Lee admires the publication.

“If you shop at Wegmans, the Menu magazine almost becomes like a Bible,” he says, noting that many consumers see the publication as a “gotta have it” item when it comes to learning about the latest recipes, cooking techniques and private label products from Wegmans.

“It’s up to the magazine to really educate people here,” Lee adds. “You pick up this sauce; you pick up this lo mein; you pick up some vegetables, some chicken, and there you go - a dinner for four.”

Along with the “hows” of promoting their products, retailers also need to consider the “whens.” Stephen Chen, president of Joyce Chen Foods, Acton, Mass., believes Chinese New Year (aka Lunar New Year) is a critical time for retailers to market their Asian foods.

Tsang agrees.

“I have been trying for years to get [retailers] to do a whole Lunar New Year concept,” she says, adding that the holiday offers many cross-promotional opportunities with many different Asian foods, including noodles, canned goods, cookies and more.
Retailers don’t need to rely solely on ethnic holidays to promote Asian foods, though. Keith Chen notes that foods such as potstickers, spring rolls and egg rolls make good appetizers for most holidays or events - especially Super Bowl parties.

Stephen Chen agrees.

“There are a lot of Asian foods that go well with groups of people,” he says. “Potstickers do well with more of an appetizer situation.”

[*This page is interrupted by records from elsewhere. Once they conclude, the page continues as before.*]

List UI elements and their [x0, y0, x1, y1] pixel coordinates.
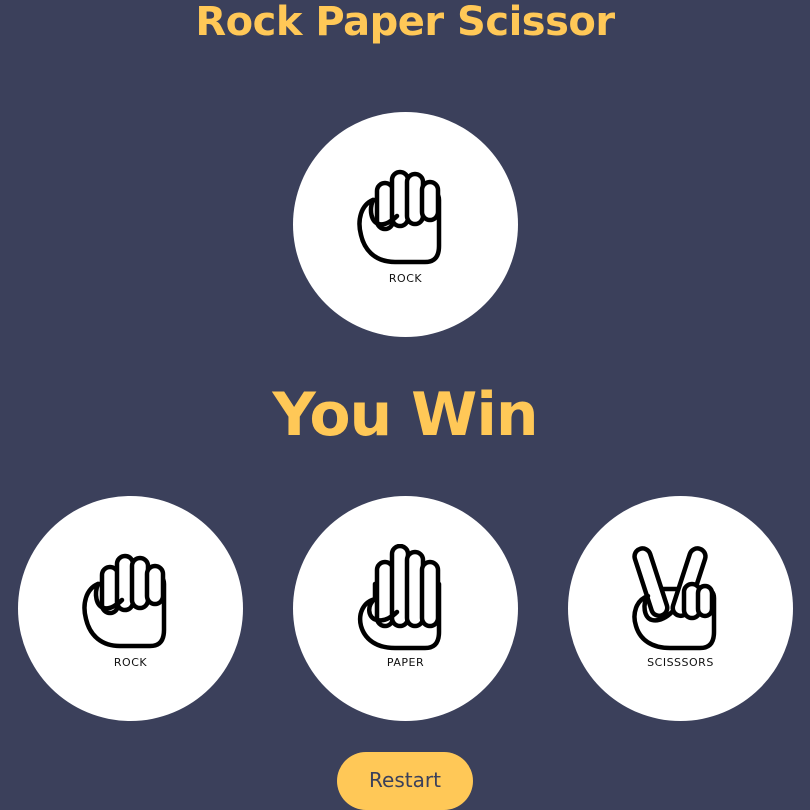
scissors-choice-button[interactable]: SCISSSORS: [568, 496, 793, 721]
paper-choice-label: PAPER: [386, 656, 425, 669]
restart-button[interactable]: Restart: [337, 752, 473, 810]
computer-choice-label: ROCK: [388, 272, 423, 285]
peace-hand-icon: [632, 546, 717, 651]
game-title: Rock Paper Scissor: [195, 0, 615, 45]
rock-choice-label: ROCK: [113, 656, 148, 669]
paper-choice-button[interactable]: PAPER: [293, 496, 518, 721]
open-hand-icon: [357, 544, 442, 651]
fist-icon: [357, 169, 442, 265]
fist-icon: [82, 553, 167, 649]
rock-choice-button[interactable]: ROCK: [18, 496, 243, 721]
scissors-choice-label: SCISSSORS: [647, 656, 714, 669]
result-text: You Win: [272, 380, 538, 450]
computer-choice-display: ROCK: [293, 112, 518, 337]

Stephen Chen adds that if retailers want the “average Joe” to give a product such as the potsticker a try, they could give the product a clever name. For example, Joyce Chen’s branded potstickers retail under the name “Peking Ravioli,” a name coined by Stephen Chen’s mother, Joyce, in 1958. This name especially appeals to consumers on the East Coast, a region heavily influenced by Italian culture. Stephen believes consumers can enjoy potstickers in the same way they enjoy ravioli or pierogi.

And Tsang believes consumers can enjoy Asian sauces in the same way they enjoy traditional American grilling sauces - retailers should consider marketing their Asian sauces during grilling season.

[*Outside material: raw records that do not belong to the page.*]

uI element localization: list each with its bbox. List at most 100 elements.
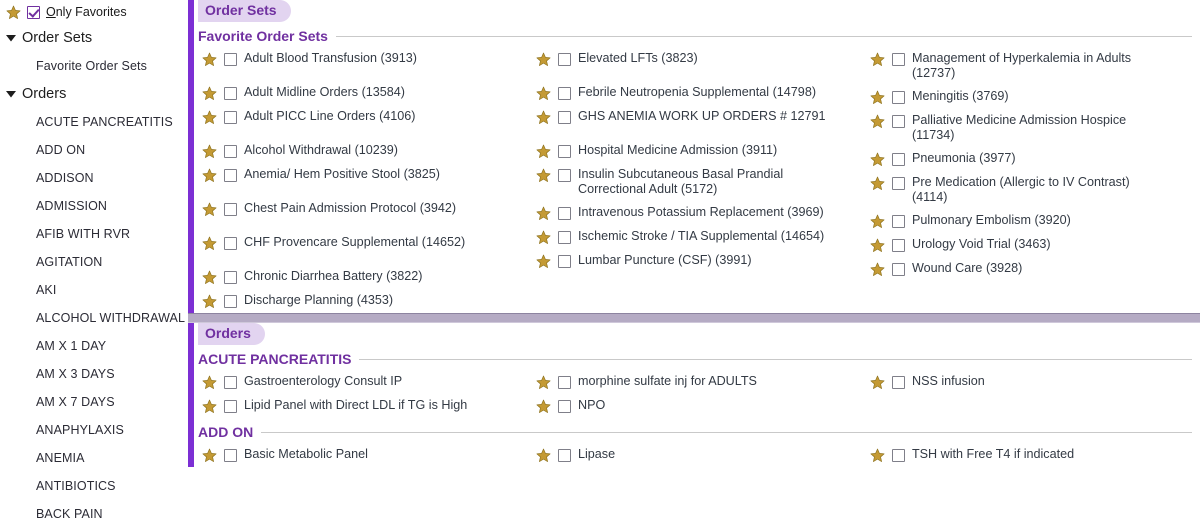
- star-icon[interactable]: [202, 86, 217, 101]
- sidebar-item-agitation[interactable]: AGITATION: [0, 248, 188, 276]
- caret-down-icon[interactable]: [5, 32, 17, 44]
- star-icon[interactable]: [536, 399, 551, 414]
- sidebar-item-favorite-order-sets[interactable]: Favorite Order Sets: [0, 52, 188, 80]
- order-item-checkbox[interactable]: [892, 263, 905, 276]
- order-item-checkbox[interactable]: [558, 87, 571, 100]
- order-item-checkbox[interactable]: [224, 449, 237, 462]
- star-icon[interactable]: [870, 214, 885, 229]
- order-item-checkbox[interactable]: [224, 376, 237, 389]
- order-item-checkbox[interactable]: [558, 111, 571, 124]
- star-icon[interactable]: [870, 114, 885, 129]
- star-icon[interactable]: [202, 52, 217, 67]
- order-item-checkbox[interactable]: [558, 255, 571, 268]
- sidebar-item-am-x-3-days[interactable]: AM X 3 DAYS: [0, 360, 188, 388]
- order-item-row[interactable]: Pulmonary Embolism (3920): [866, 209, 1200, 233]
- star-icon[interactable]: [202, 236, 217, 251]
- sidebar-item-acute-pancreatitis[interactable]: ACUTE PANCREATITIS: [0, 108, 188, 136]
- star-icon[interactable]: [870, 448, 885, 463]
- order-item-row[interactable]: Meningitis (3769): [866, 85, 1200, 109]
- order-item-row[interactable]: Anemia/ Hem Positive Stool (3825): [198, 163, 532, 187]
- order-item-checkbox[interactable]: [892, 376, 905, 389]
- sidebar-group-order-sets[interactable]: Order Sets: [0, 24, 188, 52]
- order-item-row[interactable]: TSH with Free T4 if indicated: [866, 443, 1200, 467]
- order-item-row[interactable]: NPO: [532, 394, 866, 418]
- star-icon[interactable]: [870, 152, 885, 167]
- order-item-row[interactable]: Discharge Planning (4353): [198, 289, 532, 313]
- order-item-checkbox[interactable]: [558, 169, 571, 182]
- only-favorites-checkbox[interactable]: [27, 6, 40, 19]
- star-icon[interactable]: [536, 110, 551, 125]
- star-icon[interactable]: [536, 52, 551, 67]
- order-item-checkbox[interactable]: [224, 295, 237, 308]
- star-icon[interactable]: [870, 52, 885, 67]
- order-item-checkbox[interactable]: [558, 449, 571, 462]
- order-item-row[interactable]: Adult Midline Orders (13584): [198, 81, 532, 105]
- star-icon[interactable]: [536, 206, 551, 221]
- order-item-checkbox[interactable]: [558, 400, 571, 413]
- star-icon[interactable]: [536, 230, 551, 245]
- order-item-row[interactable]: Adult PICC Line Orders (4106): [198, 105, 532, 129]
- order-item-row[interactable]: NSS infusion: [866, 370, 1200, 394]
- order-item-checkbox[interactable]: [224, 169, 237, 182]
- order-item-checkbox[interactable]: [224, 111, 237, 124]
- star-icon[interactable]: [202, 448, 217, 463]
- order-item-checkbox[interactable]: [558, 207, 571, 220]
- order-item-checkbox[interactable]: [224, 237, 237, 250]
- order-item-row[interactable]: Pre Medication (Allergic to IV Contrast)…: [866, 171, 1200, 209]
- order-item-row[interactable]: Febrile Neutropenia Supplemental (14798): [532, 81, 866, 105]
- caret-down-icon[interactable]: [5, 88, 17, 100]
- sidebar-item-aki[interactable]: AKI: [0, 276, 188, 304]
- order-item-checkbox[interactable]: [224, 87, 237, 100]
- star-icon[interactable]: [870, 262, 885, 277]
- sidebar-item-admission[interactable]: ADMISSION: [0, 192, 188, 220]
- order-item-checkbox[interactable]: [558, 53, 571, 66]
- sidebar-item-anemia[interactable]: ANEMIA: [0, 444, 188, 472]
- sidebar-item-addison[interactable]: ADDISON: [0, 164, 188, 192]
- order-item-row[interactable]: Lipid Panel with Direct LDL if TG is Hig…: [198, 394, 532, 418]
- star-icon[interactable]: [202, 202, 217, 217]
- order-item-checkbox[interactable]: [892, 239, 905, 252]
- order-item-checkbox[interactable]: [224, 271, 237, 284]
- order-item-row[interactable]: Lipase: [532, 443, 866, 467]
- star-icon[interactable]: [202, 168, 217, 183]
- order-item-checkbox[interactable]: [558, 145, 571, 158]
- order-item-checkbox[interactable]: [558, 231, 571, 244]
- order-item-row[interactable]: Chronic Diarrhea Battery (3822): [198, 265, 532, 289]
- star-icon[interactable]: [536, 168, 551, 183]
- sidebar-item-antibiotics[interactable]: ANTIBIOTICS: [0, 472, 188, 500]
- order-item-checkbox[interactable]: [224, 203, 237, 216]
- sidebar-item-afib-with-rvr[interactable]: AFIB WITH RVR: [0, 220, 188, 248]
- sidebar-item-alcohol-withdrawal[interactable]: ALCOHOL WITHDRAWAL: [0, 304, 188, 332]
- star-icon[interactable]: [536, 448, 551, 463]
- order-item-row[interactable]: Insulin Subcutaneous Basal Prandial Corr…: [532, 163, 866, 201]
- sidebar-item-back-pain[interactable]: BACK PAIN: [0, 500, 188, 528]
- order-item-row[interactable]: Adult Blood Transfusion (3913): [198, 47, 532, 71]
- star-icon[interactable]: [536, 375, 551, 390]
- star-icon[interactable]: [202, 144, 217, 159]
- order-item-row[interactable]: morphine sulfate inj for ADULTS: [532, 370, 866, 394]
- order-item-checkbox[interactable]: [892, 153, 905, 166]
- order-item-row[interactable]: Intravenous Potassium Replacement (3969): [532, 201, 866, 225]
- star-icon[interactable]: [536, 144, 551, 159]
- order-item-row[interactable]: Ischemic Stroke / TIA Supplemental (1465…: [532, 225, 866, 249]
- star-icon[interactable]: [202, 375, 217, 390]
- order-item-row[interactable]: CHF Provencare Supplemental (14652): [198, 231, 532, 255]
- order-item-row[interactable]: Gastroenterology Consult IP: [198, 370, 532, 394]
- order-item-row[interactable]: Alcohol Withdrawal (10239): [198, 139, 532, 163]
- star-icon[interactable]: [536, 254, 551, 269]
- star-icon[interactable]: [202, 270, 217, 285]
- order-item-checkbox[interactable]: [892, 177, 905, 190]
- order-item-row[interactable]: Lumbar Puncture (CSF) (3991): [532, 249, 866, 273]
- order-item-row[interactable]: Management of Hyperkalemia in Adults (12…: [866, 47, 1200, 85]
- sidebar-item-am-x-7-days[interactable]: AM X 7 DAYS: [0, 388, 188, 416]
- order-item-checkbox[interactable]: [892, 215, 905, 228]
- order-item-checkbox[interactable]: [892, 91, 905, 104]
- sidebar-item-add-on[interactable]: ADD ON: [0, 136, 188, 164]
- sidebar-group-orders[interactable]: Orders: [0, 80, 188, 108]
- order-item-row[interactable]: Hospital Medicine Admission (3911): [532, 139, 866, 163]
- order-item-checkbox[interactable]: [892, 115, 905, 128]
- star-icon[interactable]: [202, 399, 217, 414]
- order-item-row[interactable]: Chest Pain Admission Protocol (3942): [198, 197, 532, 221]
- star-icon[interactable]: [536, 86, 551, 101]
- order-item-row[interactable]: Urology Void Trial (3463): [866, 233, 1200, 257]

“It doesn’t just have to be barbecue sauce,” she stresses.

What’s more, Tsang says retailers could come up with unique ways to market rice paper to customers. For example, after she holds a dinner party, she likes to offer boxes of rice paper to her guests to take home with leftovers. Her friends put the leftovers in the paper, roll them up and enjoy them as a hand-held snack.

Consumers can put anything in rice paper, she adds.